1998 : épouse la chanteuse Wallen. Sortie de la Fin du monde, album de NAP
1999 : le Boulevard des rêves brisés, album de NAP. S’installe à Paris
2000 : À l’intérieur de Nous, album de NAP
2004 : le Face-à-Face des cœurs, album d’Abd Al Malik. Parution de son livre Qu’Allah bénisse la France, publié par Albin Michel
2006 : sortie de Gibraltar, album de musiques urbaines de l’année aux Victoires de la musique. Vendu à plus de 250.000 exemplaires, il lui vaut le prix Constantin, prix du talent émergent le plus marquant de l’année
2008 : Dante, son 3ème album solo. Reçoit la médaille de Chevalier des Arts et Lettres
2010 : Château Rouge, album solo
 



Et si c’était à refaire ?

Abd Al Malik a passé le T.O. P, le test d’orientation de l’Étudiant. Ses résultats correspondent-ils à son parcours de rappeur-slameur qui œuvre pour la paix ?


Son bilan T.O. P

Un profil "Artiste/Investigateur" tendance "Social" : voilà à quoi correspondent les pôles de compétence majeurs d’Abd Al Malik. Des atouts qui collent parfaitement à son parcours de musicien enrichi d’études de lettres et de philo.


> Pôle "Artiste" : pôle de l’affectif, il caractérise des personnes sensibles, intuitives, capables de se passionner et qui ont besoin d’aimer vraiment ce qu’elles font. Cette affectivité peut se traduire par de la créativité, un goût pour les activités artistiques. Les personnes dont le pôle "Artiste" est dominant ont besoin de s’exprimer dans leur métier.

> Pôle "Investigateur" : pôle de la réflexion, il démontre un réel goût d’apprendre, d’acquérir du savoir, des connaissances. Il correspond ­également au goût de chercher et d’approfondir, comme à celui de raisonner et de résoudre.
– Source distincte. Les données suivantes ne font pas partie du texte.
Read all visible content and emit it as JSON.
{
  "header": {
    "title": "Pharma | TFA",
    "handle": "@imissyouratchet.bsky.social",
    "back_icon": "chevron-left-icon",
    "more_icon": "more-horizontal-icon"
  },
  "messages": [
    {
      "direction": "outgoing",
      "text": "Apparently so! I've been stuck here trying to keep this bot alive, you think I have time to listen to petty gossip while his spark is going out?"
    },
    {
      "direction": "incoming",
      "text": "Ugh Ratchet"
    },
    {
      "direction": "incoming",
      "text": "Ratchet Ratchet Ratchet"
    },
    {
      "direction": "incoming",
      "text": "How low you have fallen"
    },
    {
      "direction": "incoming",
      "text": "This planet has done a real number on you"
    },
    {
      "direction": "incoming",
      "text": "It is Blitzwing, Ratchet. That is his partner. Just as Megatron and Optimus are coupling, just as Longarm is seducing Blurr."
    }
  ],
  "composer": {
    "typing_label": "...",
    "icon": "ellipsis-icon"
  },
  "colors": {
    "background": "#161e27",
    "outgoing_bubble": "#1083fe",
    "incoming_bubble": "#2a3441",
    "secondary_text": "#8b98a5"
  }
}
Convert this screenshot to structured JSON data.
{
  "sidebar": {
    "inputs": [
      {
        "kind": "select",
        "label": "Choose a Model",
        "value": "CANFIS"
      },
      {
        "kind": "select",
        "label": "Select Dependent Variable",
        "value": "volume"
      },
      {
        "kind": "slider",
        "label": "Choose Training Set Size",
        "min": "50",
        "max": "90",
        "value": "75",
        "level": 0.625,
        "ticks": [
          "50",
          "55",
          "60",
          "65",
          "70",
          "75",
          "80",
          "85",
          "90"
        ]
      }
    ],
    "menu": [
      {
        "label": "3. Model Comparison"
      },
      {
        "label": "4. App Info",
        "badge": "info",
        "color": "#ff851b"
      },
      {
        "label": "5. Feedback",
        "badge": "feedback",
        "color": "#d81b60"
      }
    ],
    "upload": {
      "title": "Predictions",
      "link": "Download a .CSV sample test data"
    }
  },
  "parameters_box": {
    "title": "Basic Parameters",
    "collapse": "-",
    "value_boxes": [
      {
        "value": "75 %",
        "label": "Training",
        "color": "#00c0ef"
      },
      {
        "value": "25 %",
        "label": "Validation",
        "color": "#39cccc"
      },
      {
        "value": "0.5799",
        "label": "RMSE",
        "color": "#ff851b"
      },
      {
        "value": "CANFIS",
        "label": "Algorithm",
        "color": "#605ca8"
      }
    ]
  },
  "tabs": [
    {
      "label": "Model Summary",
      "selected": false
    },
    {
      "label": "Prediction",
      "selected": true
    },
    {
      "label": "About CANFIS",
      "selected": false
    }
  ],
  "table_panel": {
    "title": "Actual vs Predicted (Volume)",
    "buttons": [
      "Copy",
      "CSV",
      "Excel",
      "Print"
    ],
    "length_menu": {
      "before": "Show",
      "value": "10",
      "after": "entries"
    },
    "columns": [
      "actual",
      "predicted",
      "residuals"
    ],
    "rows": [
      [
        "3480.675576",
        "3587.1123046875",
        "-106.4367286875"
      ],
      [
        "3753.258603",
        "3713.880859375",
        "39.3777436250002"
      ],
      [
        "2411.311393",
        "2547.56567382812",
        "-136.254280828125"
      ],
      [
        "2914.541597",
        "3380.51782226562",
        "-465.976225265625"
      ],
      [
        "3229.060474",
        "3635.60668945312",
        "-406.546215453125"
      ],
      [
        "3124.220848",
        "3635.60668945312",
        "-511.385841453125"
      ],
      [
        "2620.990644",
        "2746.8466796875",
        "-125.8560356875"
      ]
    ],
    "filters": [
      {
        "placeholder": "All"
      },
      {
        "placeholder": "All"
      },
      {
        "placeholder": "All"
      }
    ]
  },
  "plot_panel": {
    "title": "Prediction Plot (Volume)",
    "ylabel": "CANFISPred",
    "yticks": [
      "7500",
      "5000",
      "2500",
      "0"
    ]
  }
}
Bref, c’est le pôle de celles et ceux qui cherchent à comprendre.

> Pôle "Social" : contact, communication, écoute, aide sont quelques-uns des mots clés que l’on trouve derrière le pôle "Social". Il révèle souvent un besoin de se sentir utile : aider, transmettre, guérir… plus largement, exercer un métier tourné vers les autres.


Son profil, son métier…

Il n’est pas étonnant que les pôles "Artiste" et "Investigateur" se disputent la 1ère place dans le bilan T.O. P d’Abd Al Malik, qui met au 1er plan de son travail de compositeur un message d’amour et de paix, porteur de sens. C’est en effet le profil d’une personne qui cherche avant tout à comprendre le sens de la vie qui ressort de ses résultats.

Son pôle "Investigation" est particulièrement fort pour l’aptitude à raisonner, le besoin de tergiverser, de se poser des questions et de comprendre, et explique son passage par des études de philosophie et lettres. Son bilan indique un potentiel littéraire et intellectuel. Son pôle "Social", arrivé en 3ème position, est très élevé sur le besoin de dévouement, de se sentir utile aux autres, d’aider comme de transmettre.

Les résultats détaillés montrent par ailleurs un pôle "Entreprenant" non négligeable, qui traduit sa volonté de se dépasser, sa capacité à entreprendre et à convaincre. Ils révèlent aussi un esprit technique, un goût pour la réalisation concrète, un besoin de voir le résultat de ce qu’il fait, un esprit méthodique et des aptitudes à s’organiser. Idées, sens affectif, sens de l’esthétique, chercher, comprendre, transmettre sont les mots clés du profil d’Abd Al Malik.